Foot & ankle

(over)pronation

(over)pronation (excessive tilting inwards during walking): In overpronation, the ankle rolls too far downward and inward with each step. It continues to roll when the toes should be starting to push off. As a result, the big toe and second toe do all of the push-off and the foot twists more with each step. Overpronation is seen more often in people with flat feet, although not everyone with flat feet overpronates.

Corns

Thick, hardened layers of skin often caused by friction and pressure. Corns most often develop on the tops and sides of feet and between the toes.
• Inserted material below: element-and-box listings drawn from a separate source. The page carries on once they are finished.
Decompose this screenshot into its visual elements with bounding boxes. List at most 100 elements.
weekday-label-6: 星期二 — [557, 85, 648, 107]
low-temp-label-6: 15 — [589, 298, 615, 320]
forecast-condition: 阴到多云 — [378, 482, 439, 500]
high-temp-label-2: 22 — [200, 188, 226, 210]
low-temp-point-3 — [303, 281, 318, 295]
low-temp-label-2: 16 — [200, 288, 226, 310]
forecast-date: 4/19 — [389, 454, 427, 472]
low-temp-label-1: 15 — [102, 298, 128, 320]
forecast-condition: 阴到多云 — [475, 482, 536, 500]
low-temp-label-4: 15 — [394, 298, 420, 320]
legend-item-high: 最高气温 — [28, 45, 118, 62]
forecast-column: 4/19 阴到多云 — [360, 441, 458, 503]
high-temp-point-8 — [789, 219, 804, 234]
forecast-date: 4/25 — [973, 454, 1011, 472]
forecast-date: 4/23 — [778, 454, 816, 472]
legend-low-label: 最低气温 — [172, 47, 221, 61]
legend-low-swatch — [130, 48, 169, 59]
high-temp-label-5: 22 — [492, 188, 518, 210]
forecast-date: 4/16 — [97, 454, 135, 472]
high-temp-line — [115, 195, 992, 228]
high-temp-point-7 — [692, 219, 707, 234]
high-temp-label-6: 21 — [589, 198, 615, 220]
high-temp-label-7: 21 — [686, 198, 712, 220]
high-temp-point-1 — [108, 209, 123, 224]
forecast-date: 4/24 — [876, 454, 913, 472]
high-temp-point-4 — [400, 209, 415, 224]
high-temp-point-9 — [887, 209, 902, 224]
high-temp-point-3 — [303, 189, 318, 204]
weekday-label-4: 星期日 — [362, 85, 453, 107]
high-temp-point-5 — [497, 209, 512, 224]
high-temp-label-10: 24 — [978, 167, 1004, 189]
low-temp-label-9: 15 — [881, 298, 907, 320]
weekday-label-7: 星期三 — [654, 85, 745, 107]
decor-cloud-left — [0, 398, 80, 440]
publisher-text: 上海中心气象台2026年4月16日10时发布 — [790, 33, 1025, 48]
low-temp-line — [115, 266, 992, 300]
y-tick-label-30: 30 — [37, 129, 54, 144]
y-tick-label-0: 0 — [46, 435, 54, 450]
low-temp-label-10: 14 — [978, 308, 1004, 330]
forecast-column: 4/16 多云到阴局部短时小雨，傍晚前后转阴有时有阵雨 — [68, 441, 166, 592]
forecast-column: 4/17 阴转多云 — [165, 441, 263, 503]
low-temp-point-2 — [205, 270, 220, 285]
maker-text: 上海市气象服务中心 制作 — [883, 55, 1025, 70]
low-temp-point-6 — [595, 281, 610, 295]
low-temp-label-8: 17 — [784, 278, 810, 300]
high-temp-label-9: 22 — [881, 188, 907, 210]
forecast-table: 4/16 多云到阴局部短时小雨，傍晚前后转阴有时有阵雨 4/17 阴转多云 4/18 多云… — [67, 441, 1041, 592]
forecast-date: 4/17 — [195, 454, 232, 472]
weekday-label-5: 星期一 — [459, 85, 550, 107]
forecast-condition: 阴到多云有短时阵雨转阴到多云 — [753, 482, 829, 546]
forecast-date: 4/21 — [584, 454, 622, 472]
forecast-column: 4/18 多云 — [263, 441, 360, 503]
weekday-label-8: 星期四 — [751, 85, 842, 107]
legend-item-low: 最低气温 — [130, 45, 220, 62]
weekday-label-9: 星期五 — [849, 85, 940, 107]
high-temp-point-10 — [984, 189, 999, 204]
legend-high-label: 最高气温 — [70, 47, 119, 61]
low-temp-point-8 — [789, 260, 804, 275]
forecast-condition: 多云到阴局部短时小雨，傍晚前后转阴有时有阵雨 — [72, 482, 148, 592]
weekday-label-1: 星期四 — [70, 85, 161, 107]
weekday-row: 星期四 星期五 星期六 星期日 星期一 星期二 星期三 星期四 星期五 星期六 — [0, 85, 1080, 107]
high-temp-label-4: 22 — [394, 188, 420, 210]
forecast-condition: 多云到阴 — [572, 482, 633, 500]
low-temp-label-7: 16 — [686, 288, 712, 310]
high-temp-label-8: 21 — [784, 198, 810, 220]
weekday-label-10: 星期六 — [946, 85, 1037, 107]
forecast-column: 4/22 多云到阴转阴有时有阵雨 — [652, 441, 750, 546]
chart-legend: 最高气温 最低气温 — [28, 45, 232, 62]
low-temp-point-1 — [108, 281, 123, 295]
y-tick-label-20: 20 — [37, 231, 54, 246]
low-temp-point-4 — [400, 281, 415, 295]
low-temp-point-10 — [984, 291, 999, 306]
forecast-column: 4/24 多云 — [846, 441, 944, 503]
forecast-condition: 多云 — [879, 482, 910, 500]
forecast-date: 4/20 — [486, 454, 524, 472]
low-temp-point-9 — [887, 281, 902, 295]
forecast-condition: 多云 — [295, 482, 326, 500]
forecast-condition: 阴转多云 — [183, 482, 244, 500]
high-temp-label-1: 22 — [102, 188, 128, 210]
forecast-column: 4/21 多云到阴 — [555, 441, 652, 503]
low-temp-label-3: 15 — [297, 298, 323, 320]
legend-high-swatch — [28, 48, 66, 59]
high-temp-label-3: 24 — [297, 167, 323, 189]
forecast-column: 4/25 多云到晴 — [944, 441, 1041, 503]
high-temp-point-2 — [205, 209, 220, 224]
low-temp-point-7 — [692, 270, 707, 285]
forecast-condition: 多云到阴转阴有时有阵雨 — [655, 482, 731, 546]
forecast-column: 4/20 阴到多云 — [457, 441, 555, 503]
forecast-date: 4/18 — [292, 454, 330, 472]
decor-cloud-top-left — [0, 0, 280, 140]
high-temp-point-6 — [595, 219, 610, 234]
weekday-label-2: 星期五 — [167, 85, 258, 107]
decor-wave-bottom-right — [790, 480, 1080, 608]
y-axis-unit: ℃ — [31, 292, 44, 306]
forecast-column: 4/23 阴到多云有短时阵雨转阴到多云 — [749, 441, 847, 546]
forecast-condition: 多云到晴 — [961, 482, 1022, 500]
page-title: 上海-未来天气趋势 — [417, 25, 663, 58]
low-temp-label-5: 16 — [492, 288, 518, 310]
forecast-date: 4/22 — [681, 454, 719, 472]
They are benign and can also be found in weight-bearing areas. Symptoms include hardened, raised bumps surrounded Callus or inflamed skin. Pressure related corns are often painful when pressed.

Callus

A callus is an area of thickened skin that forms as a response to repeated friction, pressure, or other irritation. Since repeated contact is required, calluses are most often found on the feet and hands, but they may occur anywhere on the skin. Some degree of callus, such as on the bottom of the foot, is normal. In some cases, calluses can be painful and give a burning sensation. 

Morbus Köhler 1

Köhler disease is a rare bone disorder of the foot found in children between six and nine years of age. Köhler disease is known to affect five times more boys than girls and typically, only one foot is affected. Köhler disease is a rare bone disorder, osteochondrosis of the navicular bone. characterized by a painful swollen foot. The foot is especially tender along the length of the arch. It may include redness of the affected area. Putting weight on the foot or walking is difficult, causing further discomfort and a limp.

Morbus Köhler-Freiberg

Also known as Morbus Köhler 2, Freiberg disease or Freiberg infraction. It is a form of avascular necrosis in the metatarsal bone of the foot. It generally develops in the second metatarsal, but can occur in any metatarsal. Physical stress causes multiple tiny fractures where the middle of the metatarsal meets the growth plate. These fractures impair blood flow to the end of the metatarsal resulting in the death of bone cells (osteonecrosis). It occurs mainly in girls between the ages of 12 and 18.

Sinus tarsi syndrome

The sinus tarsi syndrome is a foot pathology at the outside of the foot near the ankle, mostly following after a traumatic injury to the ankle. It may also occur if the person has a pes planus or an (over)-pronated foot, which can cause compression in the sinus tarsi. This condition can be painful during specific movements and presents itself locally just below and little bit in front of the ankle.